10 Misconceptions About Pirates

Famed pirates Anne Bonny, John 'Calico Jack' Rackam, and Mary Read
Famed pirates Anne Bonny, John 'Calico Jack' Rackam, and Mary Read / Print Collector/GettyImages

There are plenty of misconceptions about pirates—starting with what a pirate does, exactly. We'll bust a few of these myths in the list below, adapted from an episode of Misconceptions on Youtube.

1. Misconception: Pirates started becoming a problem only in the 17th and 18th centuries.

There were thousands of problematic pirates between 1650 and 1720 CE, but pirates have been around for a lot longer than that. In fact, there's evidence that pirates were a huge problem for mariners in the Aegean and Mediterranean seas during the 14th century BCE. The ancient Greeks, Romans, and Egyptians all had to be wary of pirates coming into their ports and disrupting their trade. You know, like pirates do.

2. Misconception: Pirates said "arrrr" a lot. 

Experts believe that 17th-century pirates talked just like any other sailor would, so they probably did not have their own accents. It was the 1950 Disney movie Treasure Island that invented and popularized pirate-speak with interjections like "arrrr" and expressions like "shiver me timbers."

3. Misconception: Pirates buried treasure. 

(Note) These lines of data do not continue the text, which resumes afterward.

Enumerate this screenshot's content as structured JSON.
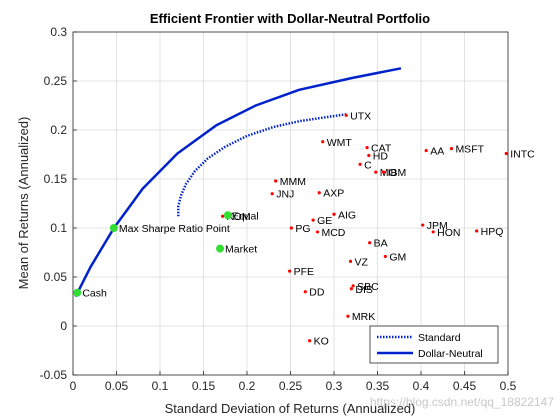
{
  "chart_data": {
    "type": "scatter",
    "title": "Efficient Frontier with Dollar-Neutral Portfolio",
    "xlabel": "Standard Deviation of Returns (Annualized)",
    "ylabel": "Mean of Returns (Annualized)",
    "xlim": [
      0,
      0.5
    ],
    "ylim": [
      -0.05,
      0.3
    ],
    "xticks": [
      "0",
      "0.05",
      "0.1",
      "0.15",
      "0.2",
      "0.25",
      "0.3",
      "0.35",
      "0.4",
      "0.45",
      "0.5"
    ],
    "yticks": [
      "-0.05",
      "0",
      "0.05",
      "0.1",
      "0.15",
      "0.2",
      "0.25",
      "0.3"
    ],
    "grid": true,
    "legend_position": "bottom-right",
    "colors": {
      "asset_marker": "#ff0000",
      "highlight_marker": "#33dd33",
      "frontier": "#0022cc"
    },
    "assets": [
      {
        "name": "UTX",
        "x": 0.314,
        "y": 0.215
      },
      {
        "name": "WMT",
        "x": 0.287,
        "y": 0.188
      },
      {
        "name": "CAT",
        "x": 0.338,
        "y": 0.182
      },
      {
        "name": "AA",
        "x": 0.406,
        "y": 0.179
      },
      {
        "name": "MSFT",
        "x": 0.435,
        "y": 0.181
      },
      {
        "name": "INTC",
        "x": 0.498,
        "y": 0.176
      },
      {
        "name": "HD",
        "x": 0.34,
        "y": 0.174
      },
      {
        "name": "C",
        "x": 0.33,
        "y": 0.165
      },
      {
        "name": "MO",
        "x": 0.348,
        "y": 0.157
      },
      {
        "name": "IBM",
        "x": 0.357,
        "y": 0.157
      },
      {
        "name": "MMM",
        "x": 0.233,
        "y": 0.148
      },
      {
        "name": "JNJ",
        "x": 0.229,
        "y": 0.135
      },
      {
        "name": "AXP",
        "x": 0.283,
        "y": 0.136
      },
      {
        "name": "XOM",
        "x": 0.172,
        "y": 0.112
      },
      {
        "name": "Equal",
        "x": 0.178,
        "y": 0.113
      },
      {
        "name": "AIG",
        "x": 0.3,
        "y": 0.114
      },
      {
        "name": "GE",
        "x": 0.276,
        "y": 0.108
      },
      {
        "name": "PG",
        "x": 0.251,
        "y": 0.1
      },
      {
        "name": "MCD",
        "x": 0.281,
        "y": 0.096
      },
      {
        "name": "JPM",
        "x": 0.402,
        "y": 0.103
      },
      {
        "name": "HON",
        "x": 0.414,
        "y": 0.096
      },
      {
        "name": "HPQ",
        "x": 0.464,
        "y": 0.097
      },
      {
        "name": "BA",
        "x": 0.341,
        "y": 0.085
      },
      {
        "name": "GM",
        "x": 0.359,
        "y": 0.071
      },
      {
        "name": "VZ",
        "x": 0.319,
        "y": 0.066
      },
      {
        "name": "PFE",
        "x": 0.249,
        "y": 0.056
      },
      {
        "name": "SBC",
        "x": 0.322,
        "y": 0.041
      },
      {
        "name": "DIS",
        "x": 0.32,
        "y": 0.038
      },
      {
        "name": "DD",
        "x": 0.267,
        "y": 0.035
      },
      {
        "name": "MRK",
        "x": 0.316,
        "y": 0.01
      },
      {
        "name": "KO",
        "x": 0.272,
        "y": -0.015
      }
    ],
    "highlights": [
      {
        "name": "Cash",
        "x": 0.005,
        "y": 0.034
      },
      {
        "name": "Max Sharpe Ratio Point",
        "x": 0.047,
        "y": 0.1
      },
      {
        "name": "Market",
        "x": 0.169,
        "y": 0.079
      },
      {
        "name": "",
        "x": 0.178,
        "y": 0.113
      }
    ],
    "series": [
      {
        "name": "Standard",
        "style": "dotted",
        "x": [
          0.121,
          0.121,
          0.124,
          0.13,
          0.14,
          0.155,
          0.175,
          0.2,
          0.23,
          0.26,
          0.29,
          0.314
        ],
        "y": [
          0.112,
          0.122,
          0.133,
          0.145,
          0.158,
          0.171,
          0.183,
          0.194,
          0.203,
          0.209,
          0.213,
          0.216
        ]
      },
      {
        "name": "Dollar-Neutral",
        "style": "solid",
        "x": [
          0.003,
          0.02,
          0.047,
          0.08,
          0.12,
          0.165,
          0.21,
          0.26,
          0.32,
          0.377
        ],
        "y": [
          0.03,
          0.06,
          0.1,
          0.14,
          0.176,
          0.205,
          0.225,
          0.241,
          0.253,
          0.263
        ]
      }
    ]
  },
  "watermark": "https://blog.csdn.net/qq_18822147"
}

The belief that pirates buried their treasure persisted thanks to works of popular fiction. Most pirates would not have dared abandon their booty, no matter how well hidden it was. One pirate who did was William Kidd. Authorities in the 17th century found some of his treasure buried on Long Island, New York, and used it as evidence to convict Kidd of theft. People still look for more of Kidd's buried treasure to this day, but the majority of pirates would have held on to their riches.

4. Misconception: Pirates were old-fashioned and barbaric.

As viewed from a 21st-century vantage point, some pirate crews seem pretty progressive for their time. Some pirates likely had same-sex marriages, known as matelotages. According to Sodomy and the Pirate Tradition, these arrangements "link[ed] a buccaneer and another male—most often a youth—in a relationship with clearly homosexual characteristics." Sometimes those in matelotages shared each other's property and were each other's heirs. Many pirate crews included freed and escaped enslaved people, too. It's estimated that 60 percent of Blackbeard's crew was Black.

5. Misconception: Pirates were old men.

The majority of pirates in the golden age of piracy were probably in their 20s, and this is because many people turned to it after trying their luck as merchants or sailors, which were jobs for young men. Men in their 20s were also less likely to have attachments at home, so they were more willing to become pirates. One study estimated that only 4 percent of pirates between 1716 and 1726 were married.

6. Misconception: Pirate ships were huge.

Well-known pirates like Blackbeard got their reputations because they had large, intimidating ships. But many vessels were fairly small, and there were advantages to that. Smaller ships were faster and it was easier for them to approach shallow waters to do all their pirating business.

7. Misconception: A lot of pirates wore eye patches.

The evidence for pirates wearing eye patches is sketchy at best, and if they did, it probably wasn't because they were missing eyes. Consider this: When you go from a bright area to a completely dark one, it can take your eyes almost 30 minutes to adjust, so pirates might have chosen to keep one of their eyes adjusted to the dark at all times. That way, when they went from the sunlit decks of the ship to the dark areas below, they'd be able to use the eye that was normally covered by the patch to see immediately.

8. Misconception: Pirate ships were chaotic.

Many pirates were successful because they laid down the law and kept their ships in order. Pirate codes were not uncommon: Some banned the crew from gambling and smoking and some had limitations on drinking. Being a pirate was a lot less fun than you'd imagine.

9. Misconception: Pirates told people to "walk the plank."

First of all, it wouldn't have been the decision of one person—the captain, for instance. Many crews were surprisingly democratic and would vote on the fate of a traitor. And having prisoners walk the plank was rare, but that doesn't mean the crew were all nice guys. If they had a prisoner they needed information from, torturing the person wasn't out of the question.

10. Misconception: Pirates no longer exist.

Modern pirates have been known to hijack ships and hold them or their crews for ransom (as seen in the 2013 movie Captain Phillips, which is based on a true event). Piracy is a huge problem because pirates travel around by boat and commit crimes in marine areas belonging to many countries, meaning the offenses often need to be prosecuted on an international level.

A version of this story ran in 2015; it has been updated for 2022.